As a creative manager, I continually feel a strong sense of driving brand from the ground up—that is, buying into the Koolaid with no ifs, ands, or buts, and then pushing brand as far down and up the company chain as possible. Creating a strong brand and culture (often go hand-in-hand) is paramount to what Google's key to success is: hiring great people. It is hard to validate the value of culture but make sure to give it attention—your company's success will validate the time and commitment you spent into creating a great culture.

To keep Smart Creatives (in turn, enable them), Eric and Jon talk about creating a culture of "Yes": "No is like a tiny death to Smart Creatives" they mention. In the startup world, these yes's can fuel your company's success and shows a company run by ideas. As described in the book, when companies start to scale, processes are often put in place to attempt to control the chaos. Be mindful of the processes you create and if they are facilitating a culture of "No." or "Yes." Do not send your employees through rigorous processes, approvals or meetings unnecessarily nor as a method for deterring them.


One of the stories in the book I really enjoyed, described a meeting about rolling out the new HD feature for youtube: The team was gathered in a product meeting to talk about the status of this new feature. When questioned on the go live date, the team of engineers echoed, "It is scheduled for a few more weeks". Challenging the idea of getting things done fast, it was quickly revealed that the new HD feature was ready and was merely sitting on the deck, slowed down by process: "So if we launched it tomorrow, we'd have no problems?" 

The next day HD on youtube was live. What a cool story, huh? Are there stories like this in your org? I love the idea of launching the product, iterating, and most importantly, being conscious of superficial barriers try to slow you down.
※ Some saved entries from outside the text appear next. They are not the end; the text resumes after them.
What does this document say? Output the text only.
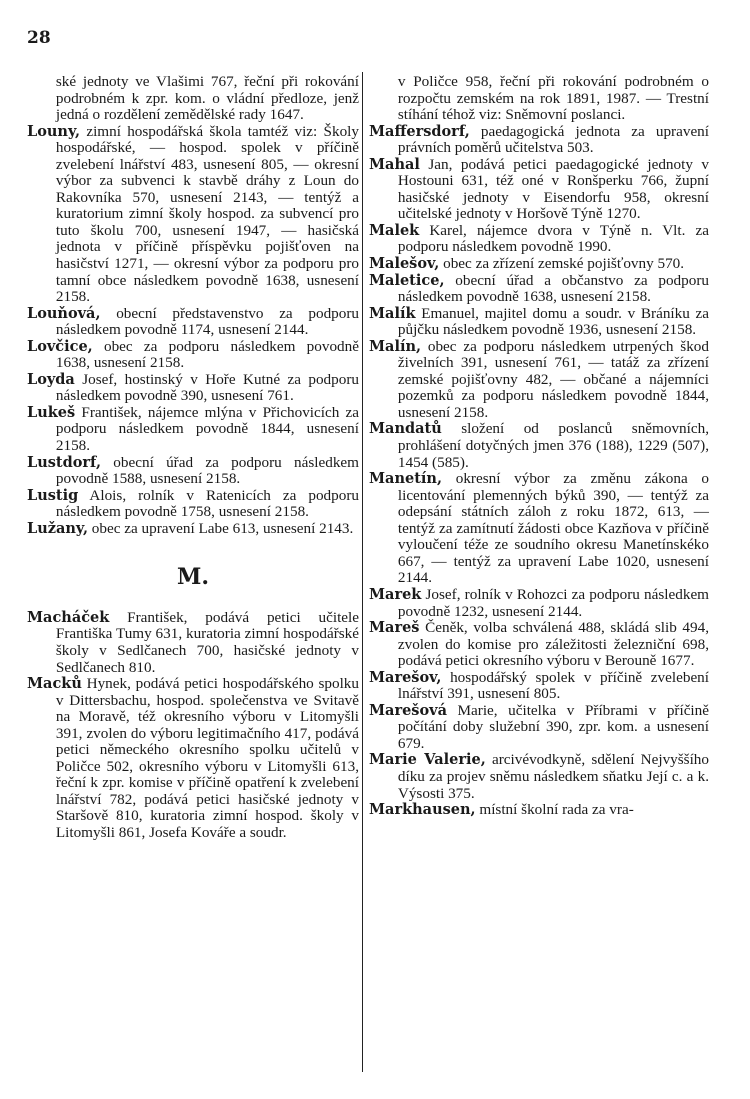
28

ské jednoty ve Vlašimi 767, řeční při rokování podrobném k zpr. kom. o vládní předloze, jenž jedná o rozdělení zemědělské rady 1647.

Louny, zimní hospodářská škola tamtéž viz: Školy hospodářské, — hospod. spolek v příčině zvelebení lnářství 483, usnesení 805, — okresní výbor za subvenci k stavbě dráhy z Loun do Rakovníka 570, usnesení 2143, — tentýž a kuratorium zimní školy hospod. za subvencí pro tuto školu 700, usnesení 1947, — hasičská jednota v příčině příspěvku pojišťoven na hasičství 1271, — okresní výbor za podporu pro tamní obce následkem povodně 1638, usnesení 2158.

Louňová, obecní představenstvo za podporu následkem povodně 1174, usnesení 2144.

Lovčice, obec za podporu následkem povodně 1638, usnesení 2158.

Loyda Josef, hostinský v Hoře Kutné za podporu následkem povodně 390, usnesení 761.

Lukeš František, nájemce mlýna v Přichovicích za podporu následkem povodně 1844, usnesení 2158.

Lustdorf, obecní úřad za podporu následkem povodně 1588, usnesení 2158.

Lustig Alois, rolník v Ratenicích za podporu následkem povodně 1758, usnesení 2158.

Lužany, obec za upravení Labe 613, usnesení 2143.

M.

Macháček František, podává petici učitele Františka Tumy 631, kuratoria zimní hospodářské školy v Sedlčanech 700, hasičské jednoty v Sedlčanech 810.

Macků Hynek, podává petici hospodářského spolku v Dittersbachu, hospod. společenstva ve Svitavě na Moravě, též okresního výboru v Litomyšli 391, zvolen do výboru legitimačního 417, podává petici německého okresního spolku učitelů v Poličce 502, okresního výboru v Litomyšli 613, řeční k zpr. komise v příčině opatření k zvelebení lnářství 782, podává petici hasičské jednoty v Staršově 810, kuratoria zimní hospod. školy v Litomyšli 861, Josefa Kováře a soudr.

v Poličce 958, řeční při rokování podrobném o rozpočtu zemském na rok 1891, 1987. — Trestní stíhání téhož viz: Sněmovní poslanci.

Maffersdorf, paedagogická jednota za upravení právních poměrů učitelstva 503.

Mahal Jan, podává petici paedagogické jednoty v Hostouni 631, též oné v Ronšperku 766, župní hasičské jednoty v Eisendorfu 958, okresní učitelské jednoty v Horšově Týně 1270.

Malek Karel, nájemce dvora v Týně n. Vlt. za podporu následkem povodně 1990.

Malešov, obec za zřízení zemské pojišťovny 570.

Maletice, obecní úřad a občanstvo za podporu následkem povodně 1638, usnesení 2158.

Malík Emanuel, majitel domu a soudr. v Bráníku za půjčku následkem povodně 1936, usnesení 2158.

Malín, obec za podporu následkem utrpených škod živelních 391, usnesení 761, — tatáž za zřízení zemské pojišťovny 482, — občané a nájemníci pozemků za podporu následkem povodně 1844, usnesení 2158.

Mandatů složení od poslanců sněmovních, prohlášení dotyčných jmen 376 (188), 1229 (507), 1454 (585).

Manetín, okresní výbor za změnu zákona o licentování plemenných býků 390, — tentýž za odepsání státních záloh z roku 1872, 613, — tentýž za zamítnutí žádosti obce Kazňova v příčině vyloučení téže ze soudního okresu Manetínskéko 667, — tentýž za upravení Labe 1020, usnesení 2144.

Marek Josef, rolník v Rohozci za podporu následkem povodně 1232, usnesení 2144.

Mareš Čeněk, volba schválená 488, skládá slib 494, zvolen do komise pro záležitosti železniční 698, podává petici okresního výboru v Berouně 1677.

Marešov, hospodářský spolek v příčině zvelebení lnářství 391, usnesení 805.

Marešová Marie, učitelka v Příbrami v příčině počítání doby služební 390, zpr. kom. a usnesení 679.

Marie Valerie, arcivévodkyně, sdělení Nejvyššího díku za projev sněmu následkem sňatku Její c. a k. Výsosti 375.

Markhausen, místní školní rada za vra-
Propaganda worth your time

I really enjoyed reading "How Google Works". The book is fun, engaging, and easy to read. The message, especially in the startup and app world, is captivating and relatable. Whether Google actually follows what they preach in the book, the message is clear: Put your ego aside, hire great people and create an environment to enable them. There are unorthodox & creative ways to empower Smart Creatives and surrounding teams to do their best work.

Don't be afraid to try something new and be a partner in the success of your Smart Creatives, your team and surrounding teams, depend on you to push the boundaries.